Making a System Balance (part 1)

Figure 1. Basis case flowsheet for one minute of operation of a continuous aluminum heating process. Gas stream flows are at 1 atm pressure. Flow of streams 2, 3, 4 and 5 were obtained from a material balance and the heat loss from a heat balance.

Previous columns in this series have illustrated the use of Excel for making material- and energy-balance calculations on industrial heating processes. If you’re lucky, you can get enough plant data to keep the material and heat balances separate. But once you extrapolate your balances to situations where you don’t have plant data, the material- and heat-balance equations often become coupled. In that case, both must be made together, which complicates the arithmetic. The combination of a material and heat balance is called a system balance. The purpose of a system balance is to explore what happens to the system when you change one of the process variables. Here we show how to use Excel’s Goal Seek tool to make a system balance on an aluminum heating process. In part 2, we’ll show how to use Excel’s Solver tool.


Figure 1 shows a flowsheet for a steady-state aluminum heating process. As discussed in previous columns, the basis-case stream values were calculated by separate material and heat balances.[1,2] This article explains how to use the downloadable Excel worksheet SysBalCalc.xlsx to calculate the effect of changing any one of 20 different process variables.

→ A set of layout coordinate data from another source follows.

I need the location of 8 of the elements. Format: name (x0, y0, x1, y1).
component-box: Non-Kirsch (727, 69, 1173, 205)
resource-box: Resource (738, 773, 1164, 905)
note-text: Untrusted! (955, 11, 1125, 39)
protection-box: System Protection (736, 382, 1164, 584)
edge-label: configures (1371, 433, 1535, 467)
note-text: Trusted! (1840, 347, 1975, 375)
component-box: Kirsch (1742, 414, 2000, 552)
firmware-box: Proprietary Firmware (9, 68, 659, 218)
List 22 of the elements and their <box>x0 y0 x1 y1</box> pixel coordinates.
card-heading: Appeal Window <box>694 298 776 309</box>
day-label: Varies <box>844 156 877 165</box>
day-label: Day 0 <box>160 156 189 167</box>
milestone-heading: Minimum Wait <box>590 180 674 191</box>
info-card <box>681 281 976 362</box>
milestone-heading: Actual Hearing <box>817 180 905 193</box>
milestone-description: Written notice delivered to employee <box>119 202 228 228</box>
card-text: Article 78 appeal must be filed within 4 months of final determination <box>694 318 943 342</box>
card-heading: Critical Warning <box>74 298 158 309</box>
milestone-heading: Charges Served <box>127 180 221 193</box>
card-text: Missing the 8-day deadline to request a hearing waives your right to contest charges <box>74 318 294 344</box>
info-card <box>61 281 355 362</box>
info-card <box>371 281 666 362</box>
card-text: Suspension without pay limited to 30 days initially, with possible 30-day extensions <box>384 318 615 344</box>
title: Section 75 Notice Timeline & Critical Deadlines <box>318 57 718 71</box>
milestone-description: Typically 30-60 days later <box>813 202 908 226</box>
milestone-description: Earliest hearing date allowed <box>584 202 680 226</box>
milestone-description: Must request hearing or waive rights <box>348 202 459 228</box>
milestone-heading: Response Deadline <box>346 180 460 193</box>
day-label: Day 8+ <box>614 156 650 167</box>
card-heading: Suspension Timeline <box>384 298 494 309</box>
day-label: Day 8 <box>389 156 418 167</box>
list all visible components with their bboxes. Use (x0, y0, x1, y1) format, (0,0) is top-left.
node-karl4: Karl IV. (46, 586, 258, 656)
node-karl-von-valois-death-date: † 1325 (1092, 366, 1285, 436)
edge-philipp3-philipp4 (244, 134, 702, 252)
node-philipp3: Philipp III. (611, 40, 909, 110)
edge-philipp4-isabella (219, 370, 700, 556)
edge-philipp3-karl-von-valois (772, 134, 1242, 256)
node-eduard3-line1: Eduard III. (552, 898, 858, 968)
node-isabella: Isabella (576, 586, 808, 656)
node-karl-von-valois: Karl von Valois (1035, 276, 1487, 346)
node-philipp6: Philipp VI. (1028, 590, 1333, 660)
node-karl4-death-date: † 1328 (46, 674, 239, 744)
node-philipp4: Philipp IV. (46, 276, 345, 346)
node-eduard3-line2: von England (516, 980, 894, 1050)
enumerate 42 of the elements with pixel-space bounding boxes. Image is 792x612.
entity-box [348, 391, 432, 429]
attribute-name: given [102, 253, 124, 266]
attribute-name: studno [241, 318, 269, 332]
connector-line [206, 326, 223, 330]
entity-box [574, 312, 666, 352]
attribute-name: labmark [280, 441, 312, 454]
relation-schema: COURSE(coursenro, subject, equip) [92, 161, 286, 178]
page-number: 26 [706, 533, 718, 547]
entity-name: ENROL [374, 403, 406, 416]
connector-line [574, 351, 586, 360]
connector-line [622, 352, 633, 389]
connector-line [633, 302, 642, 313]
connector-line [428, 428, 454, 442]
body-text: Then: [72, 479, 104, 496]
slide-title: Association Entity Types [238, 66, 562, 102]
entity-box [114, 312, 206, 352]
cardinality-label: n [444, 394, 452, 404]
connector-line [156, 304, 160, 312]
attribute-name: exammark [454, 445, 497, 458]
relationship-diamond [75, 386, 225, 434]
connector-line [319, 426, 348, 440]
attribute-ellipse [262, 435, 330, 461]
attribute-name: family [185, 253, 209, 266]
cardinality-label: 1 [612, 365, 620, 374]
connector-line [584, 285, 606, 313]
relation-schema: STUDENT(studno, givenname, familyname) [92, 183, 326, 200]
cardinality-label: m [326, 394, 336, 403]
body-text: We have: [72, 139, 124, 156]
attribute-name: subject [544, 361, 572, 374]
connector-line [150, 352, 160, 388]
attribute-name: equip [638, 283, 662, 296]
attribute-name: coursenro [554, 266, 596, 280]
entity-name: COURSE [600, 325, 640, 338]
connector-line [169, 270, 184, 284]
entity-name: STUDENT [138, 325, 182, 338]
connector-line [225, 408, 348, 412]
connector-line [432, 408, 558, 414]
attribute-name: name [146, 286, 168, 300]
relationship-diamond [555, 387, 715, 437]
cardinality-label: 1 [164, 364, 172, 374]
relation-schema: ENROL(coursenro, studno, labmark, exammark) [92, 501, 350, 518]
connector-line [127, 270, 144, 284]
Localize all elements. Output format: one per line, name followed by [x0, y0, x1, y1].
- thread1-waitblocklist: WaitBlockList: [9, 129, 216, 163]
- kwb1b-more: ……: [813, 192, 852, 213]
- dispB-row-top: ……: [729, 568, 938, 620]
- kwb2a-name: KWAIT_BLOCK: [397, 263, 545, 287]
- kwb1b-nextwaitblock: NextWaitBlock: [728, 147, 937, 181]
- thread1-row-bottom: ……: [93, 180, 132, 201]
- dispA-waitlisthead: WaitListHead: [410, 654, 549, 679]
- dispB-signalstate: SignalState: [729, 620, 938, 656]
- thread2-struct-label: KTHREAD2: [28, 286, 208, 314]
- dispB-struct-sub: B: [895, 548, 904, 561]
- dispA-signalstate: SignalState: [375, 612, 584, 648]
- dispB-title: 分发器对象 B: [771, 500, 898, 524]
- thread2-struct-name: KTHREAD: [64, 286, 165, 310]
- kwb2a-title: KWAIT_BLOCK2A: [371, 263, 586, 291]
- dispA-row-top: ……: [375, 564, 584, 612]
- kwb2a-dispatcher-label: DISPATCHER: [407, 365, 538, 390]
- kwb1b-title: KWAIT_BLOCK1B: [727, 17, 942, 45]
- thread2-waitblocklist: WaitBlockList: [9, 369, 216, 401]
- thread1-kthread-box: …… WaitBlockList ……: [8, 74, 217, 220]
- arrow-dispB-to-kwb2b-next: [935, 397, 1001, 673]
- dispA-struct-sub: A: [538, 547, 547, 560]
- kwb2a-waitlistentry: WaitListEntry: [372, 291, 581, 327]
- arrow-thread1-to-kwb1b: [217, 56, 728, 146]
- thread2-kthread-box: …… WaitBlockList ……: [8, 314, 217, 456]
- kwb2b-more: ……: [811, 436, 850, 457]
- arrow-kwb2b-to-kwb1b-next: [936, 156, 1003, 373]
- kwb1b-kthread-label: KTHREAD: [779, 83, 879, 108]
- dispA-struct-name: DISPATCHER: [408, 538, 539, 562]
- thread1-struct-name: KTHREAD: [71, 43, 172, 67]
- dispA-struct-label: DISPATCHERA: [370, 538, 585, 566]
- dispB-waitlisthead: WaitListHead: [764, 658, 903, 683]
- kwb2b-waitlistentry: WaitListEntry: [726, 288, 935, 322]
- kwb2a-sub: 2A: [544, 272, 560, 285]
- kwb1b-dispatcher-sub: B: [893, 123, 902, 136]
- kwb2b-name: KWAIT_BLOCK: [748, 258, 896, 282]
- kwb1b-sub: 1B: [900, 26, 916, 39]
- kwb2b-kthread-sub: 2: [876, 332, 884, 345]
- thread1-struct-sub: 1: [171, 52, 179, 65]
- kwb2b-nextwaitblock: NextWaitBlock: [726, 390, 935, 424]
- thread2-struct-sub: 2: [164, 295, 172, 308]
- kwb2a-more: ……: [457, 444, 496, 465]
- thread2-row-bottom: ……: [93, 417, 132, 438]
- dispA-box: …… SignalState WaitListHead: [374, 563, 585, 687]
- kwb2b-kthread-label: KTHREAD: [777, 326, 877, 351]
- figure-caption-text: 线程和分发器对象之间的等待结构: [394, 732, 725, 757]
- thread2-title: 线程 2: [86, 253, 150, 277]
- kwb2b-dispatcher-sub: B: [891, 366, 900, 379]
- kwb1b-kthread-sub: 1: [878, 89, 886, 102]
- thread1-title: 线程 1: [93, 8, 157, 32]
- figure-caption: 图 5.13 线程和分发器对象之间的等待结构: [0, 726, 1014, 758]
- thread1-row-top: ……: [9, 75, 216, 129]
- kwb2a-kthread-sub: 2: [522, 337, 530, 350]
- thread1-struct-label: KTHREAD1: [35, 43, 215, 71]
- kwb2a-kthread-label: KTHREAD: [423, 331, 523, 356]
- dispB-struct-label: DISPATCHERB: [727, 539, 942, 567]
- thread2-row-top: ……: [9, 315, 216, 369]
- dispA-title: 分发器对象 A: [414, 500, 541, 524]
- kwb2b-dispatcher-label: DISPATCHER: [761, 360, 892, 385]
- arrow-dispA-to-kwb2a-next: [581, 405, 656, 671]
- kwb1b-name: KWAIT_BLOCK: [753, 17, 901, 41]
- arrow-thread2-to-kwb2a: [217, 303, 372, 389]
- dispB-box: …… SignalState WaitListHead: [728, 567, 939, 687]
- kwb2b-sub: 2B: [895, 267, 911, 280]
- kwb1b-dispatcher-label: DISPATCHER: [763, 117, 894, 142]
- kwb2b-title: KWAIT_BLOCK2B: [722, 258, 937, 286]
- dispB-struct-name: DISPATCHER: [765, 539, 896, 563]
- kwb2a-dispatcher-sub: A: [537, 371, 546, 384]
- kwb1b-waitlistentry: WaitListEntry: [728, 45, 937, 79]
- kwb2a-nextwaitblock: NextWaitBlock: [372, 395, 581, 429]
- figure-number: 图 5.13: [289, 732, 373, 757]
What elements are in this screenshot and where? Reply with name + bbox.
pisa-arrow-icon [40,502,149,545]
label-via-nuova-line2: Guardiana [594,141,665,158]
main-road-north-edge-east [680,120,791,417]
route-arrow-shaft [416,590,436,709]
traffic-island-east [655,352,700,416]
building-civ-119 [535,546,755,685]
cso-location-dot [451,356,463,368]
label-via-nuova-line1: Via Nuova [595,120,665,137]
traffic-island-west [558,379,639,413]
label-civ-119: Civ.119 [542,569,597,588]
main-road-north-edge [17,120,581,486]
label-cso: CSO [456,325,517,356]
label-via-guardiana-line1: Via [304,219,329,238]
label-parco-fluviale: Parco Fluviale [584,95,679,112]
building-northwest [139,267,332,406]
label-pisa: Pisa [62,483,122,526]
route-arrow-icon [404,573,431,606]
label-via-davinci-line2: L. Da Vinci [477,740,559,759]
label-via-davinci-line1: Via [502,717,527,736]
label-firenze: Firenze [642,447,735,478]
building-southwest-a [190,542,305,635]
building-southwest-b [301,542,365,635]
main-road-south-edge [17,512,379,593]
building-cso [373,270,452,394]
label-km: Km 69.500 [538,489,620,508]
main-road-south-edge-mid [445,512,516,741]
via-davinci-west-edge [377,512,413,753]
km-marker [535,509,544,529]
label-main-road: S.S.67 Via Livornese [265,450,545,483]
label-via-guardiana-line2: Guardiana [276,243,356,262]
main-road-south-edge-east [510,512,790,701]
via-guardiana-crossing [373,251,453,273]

Developing the System-Balance Template

A system balance for this example requires solving two equation sets – one for the material balance and one for the heat balance. The material-balance equation set contains 13 different instream variables plus five natural gas (NG) composition variables. The overall process heat-balance equation set contains two heat-loss values and seven other heat-balance equations that connect with the outstream properties. For this example, plant data for the basis case NG flow was 32 actual m3/min (29.32 m3/min at STP). All of the oxidant flow-stream properties were defined except the flow, which is calculated by material-balance relationships written as cell formulae. Additional cell formulae calculate the properties of all other gas streams.


Using the System-Balance Template

When a process variable is changed, the process heat part of the system balance no longer closes. Making a system balance requires changing one of the material-balance variables until the heat balance does close. In this example, the NG flow was selected as the most important variable to use for closing the balance. This can be done by trial-and-improvement, but it’s better to use Excel’s Goal Seek tool.[3] Suppose the combustion air is enriched to 25% O2, and we wish to find the required NG flow. We employ Goal Seek to search for an NG flow that brings the total process heat to zero. The result is 29.4 m3/min NG flow, which is 8% less than without oxygen enrichment. The combustion airflow decreases by 23%, while the stack gas flow decreases 21%.

This closes the system balance, but not the burner heat balance because the hot gas temperature is no longer 1800°C (3272˚F). We again use Goal Seek to search for the hot combustion-gas temperature (stream #3 in the flowsheet) that brings the burner heat effect to zero. The result is 2039°C (3702˚F), or about 240°C higher than for the basis case. The revised system balance is now complete.

Clearly, oxygen enrichment significantly lowers the fuel consumption and stack gas flow. Previous IH columns on energy management have suggested other ways to lower fuel consumption, such as heating the combustion air, lowering the % excess air and lowering the stack gas temperature. The effect of these and other variables can be explored with the workbook. Visit and try it! IH



1. Art Morris, “Making a Material Balance,”Industrial Heating, November 2012

2. Art Morris, “Making a Heat Balance,” Industrial Heating, December 2012

3. Wikipedia contributors, “Goal seeking”, Wikipedia, the Free Encyclopedia, November 2012.